Reducing the Need for HPC Data Migration

HPC workloads are incredibly large, encompassing datasets as large as several petabytes. With matching storage and compute requirements, organizations are determining how to best use the vast resources offered by cloud service providers to fill any gaps. However, large file sizes create difficulties when trying to move HPC data to these remote resources. This video from SC16 looks at one way to solve these challenges and make HPC in the cloud a viable option.

Traditional methods of moving data are expensive and very time-consuming. These processes often negate the value-add that the cloud offers. Moving all of your data to the cloud is not necessary in order to use cloud compute for an individual application’s workload. In fact, you don’t need to move large data sets at all. Cloud caching filers can often take on the data required to run each job, putting the data migration portion all onto this caching appliance.

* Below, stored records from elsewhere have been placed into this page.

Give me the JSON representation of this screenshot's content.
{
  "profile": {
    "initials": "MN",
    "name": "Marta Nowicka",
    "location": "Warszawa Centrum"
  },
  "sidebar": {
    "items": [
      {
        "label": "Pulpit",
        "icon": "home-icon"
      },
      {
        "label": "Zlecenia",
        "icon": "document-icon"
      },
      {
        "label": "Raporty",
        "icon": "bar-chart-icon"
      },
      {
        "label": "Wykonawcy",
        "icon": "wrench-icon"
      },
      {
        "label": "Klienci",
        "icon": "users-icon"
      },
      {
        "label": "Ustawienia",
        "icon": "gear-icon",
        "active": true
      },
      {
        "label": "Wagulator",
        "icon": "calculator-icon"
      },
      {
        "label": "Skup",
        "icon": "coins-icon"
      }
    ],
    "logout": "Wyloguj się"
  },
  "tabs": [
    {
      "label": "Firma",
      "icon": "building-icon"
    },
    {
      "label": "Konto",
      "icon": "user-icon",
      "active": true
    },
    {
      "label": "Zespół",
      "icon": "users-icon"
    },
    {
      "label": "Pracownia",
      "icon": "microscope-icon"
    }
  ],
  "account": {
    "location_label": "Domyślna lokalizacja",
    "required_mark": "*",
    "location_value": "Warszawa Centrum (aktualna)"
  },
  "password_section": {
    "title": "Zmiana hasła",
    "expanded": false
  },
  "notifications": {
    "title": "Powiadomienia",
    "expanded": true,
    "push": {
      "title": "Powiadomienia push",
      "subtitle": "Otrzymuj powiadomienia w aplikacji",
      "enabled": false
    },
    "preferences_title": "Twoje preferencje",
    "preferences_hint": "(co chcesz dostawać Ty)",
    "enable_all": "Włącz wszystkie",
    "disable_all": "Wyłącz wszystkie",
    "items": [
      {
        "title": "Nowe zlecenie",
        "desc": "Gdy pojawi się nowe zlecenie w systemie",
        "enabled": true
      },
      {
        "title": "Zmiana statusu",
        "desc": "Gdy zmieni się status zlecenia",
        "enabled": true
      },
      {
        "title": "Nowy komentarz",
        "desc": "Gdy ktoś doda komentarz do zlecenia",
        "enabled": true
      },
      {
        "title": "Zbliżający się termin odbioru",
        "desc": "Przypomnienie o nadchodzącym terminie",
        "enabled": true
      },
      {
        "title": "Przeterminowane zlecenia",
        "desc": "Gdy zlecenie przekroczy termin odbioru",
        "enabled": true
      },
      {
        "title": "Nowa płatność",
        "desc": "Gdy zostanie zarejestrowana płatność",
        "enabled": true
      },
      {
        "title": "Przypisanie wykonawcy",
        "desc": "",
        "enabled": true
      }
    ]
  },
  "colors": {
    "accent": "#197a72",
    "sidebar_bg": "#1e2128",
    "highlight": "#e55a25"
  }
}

The large datasets do not to leave your data center. The necessary HPC data (a small percentage of its total) is migrated via the caching filer to the application running in the cloud, where it is then used by the app. Then once it is finished, the filer sends that data back to its on-prem location.

If you were using a typical model that was entirely on-prem, you would need to move the data to free the local machine so that it can do the next run. With the cloud, you are able to deploy and tear down resources on-demand as you need them. Once your workloads are finished running, you can stop the billing for your compute usage, and at the same time you haven’t had to purchase additional hardware.


Video Transcription

Rich - Hi, I'm Rich with insideHPC. We're here at SC16 in Salt Lake City, and this afternoon we're at the Avere Systems booth with Bernie. Bernie, welcome to Salt Lake.

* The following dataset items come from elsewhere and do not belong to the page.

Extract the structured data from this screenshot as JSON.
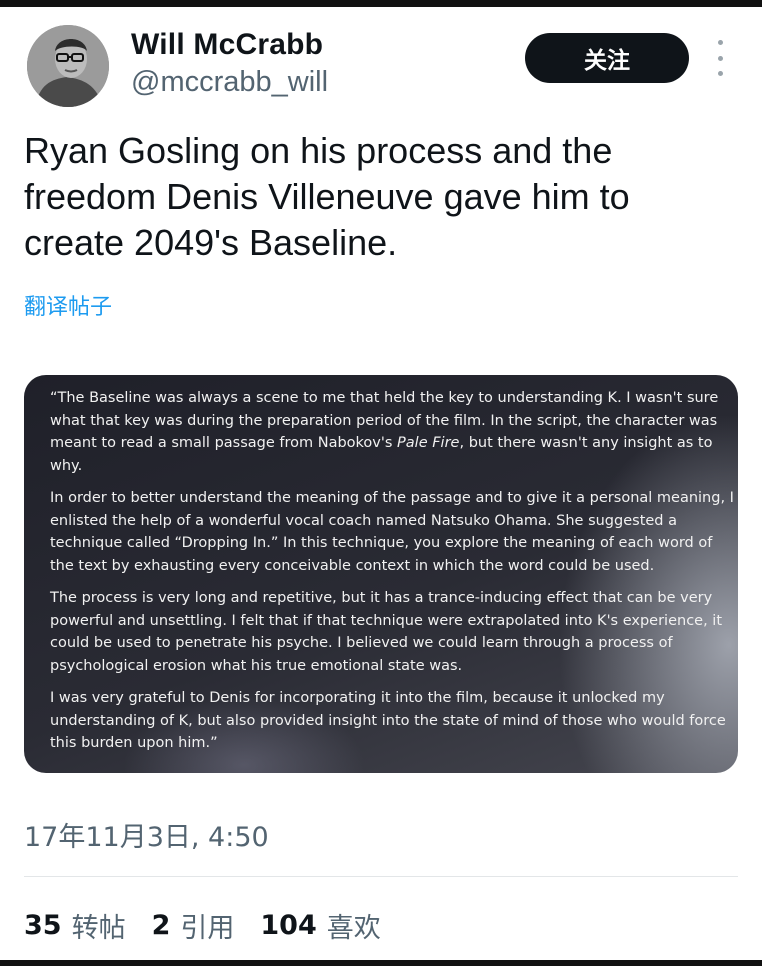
{
  "author": {
    "name": "Will McCrabb",
    "handle": "@mccrabb_will"
  },
  "follow_button": {
    "label": "关注"
  },
  "tweet": {
    "text": "Ryan Gosling on his process and the freedom Denis Villeneuve gave him to create 2049's Baseline.",
    "translate_label": "翻译帖子"
  },
  "media": {
    "paragraphs": [
      {
        "before": "“The Baseline was always a scene to me that held the key to understanding K. I wasn't sure what that key was during the preparation period of the film. In the script, the character was meant to read a small passage from Nabokov's ",
        "italic": "Pale Fire",
        "after": ", but there wasn't any insight as to why."
      },
      {
        "text": "In order to better understand the meaning of the passage and to give it a personal meaning, I enlisted the help of a wonderful vocal coach named Natsuko Ohama. She suggested a technique called “Dropping In.” In this technique, you explore the meaning of each word of the text by exhausting every conceivable context in which the word could be used."
      },
      {
        "text": "The process is very long and repetitive, but it has a trance-inducing effect that can be very powerful and unsettling. I felt that if that technique were extrapolated into K's experience, it could be used to penetrate his psyche. I believed we could learn through a process of psychological erosion what his true emotional state was."
      },
      {
        "text": "I was very grateful to Denis for incorporating it into the film, because it unlocked my understanding of K, but also provided insight into the state of mind of those who would force this burden upon him.”"
      }
    ]
  },
  "timestamp": "17年11月3日, 4:50",
  "stats": {
    "retweets": {
      "count": "35",
      "label": "转帖"
    },
    "quotes": {
      "count": "2",
      "label": "引用"
    },
    "likes": {
      "count": "104",
      "label": "喜欢"
    }
  }
}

Bernie - Thank you very much.

Rich - Well, Bernie, let's start at the beginning for folks who might not know, who is Avere Systems and who do you help?

Bernie - Oh yeah, that's fine. Avere Systems, we are a software and hardware appliance vendor. We create high performance file systems that allow you to run workloads either in the cloud or on premises using both object storage and file-based storage behind us.

Rich - What are you showcasing this week at SC16?

Bernie - Our main solution that we're showcasing here today this week is to really allow our customers to move their HPC workloads from on-prem into the cloud across various cloud providers, like Amazon and Google, and then move their workloads back on-prem, all while not having to move data around to accomplish these tasks.

Rich - One of the biggest sins in HPC is moving data, because it's very painful because of the sizes of the files are so big. How do you guys tackle that challenge?

Bernie - It's absolutely a challenge because nobody wants to move data. It's an expensive and time-consuming ordeal. So, what we do is we offer high performance file system caching that captures the active working set of your application.

So, if you have a massive repository, multi petabytes, but your application is only crunching on maybe a few hundred terabytes, we can actually cache all that data on demand either in the cloud or on premises and serve the HPC for them as they request all this data. So, when we think of the typical model, the super computer has all this data, they crunch the simulation, and then they send it off somewhere because they need to free up the machine to do the next run.

Rich - And that's where Avere Systems would come in, wouldn't it?

Bernie - Absolutely, and that's also where the cloud becomes very attractive because you can deploy resources on demand, do your work, and then tear down all your resources. You've accomplished your task and now you've stopped the billing, and you don't actually need to buy any hardware in that case. So, that's very attractive.

Rich - So, Bernie, this seems to be the supercomputing about machine learning and analytics, what you do with the data afterwards. How does Avere Systems come into play there?

Bernie - We provide the performance level that feeds these applications. So, people write these applications to run across large, large data sets to find that very important sliver of information, or perhaps correlation of data, that's the whole big data problem. And our ability to cache and deliver data at a very high throughput, low latency in the cloud or on-prem gives them the ability to accomplish those tasks much faster with much lower cost.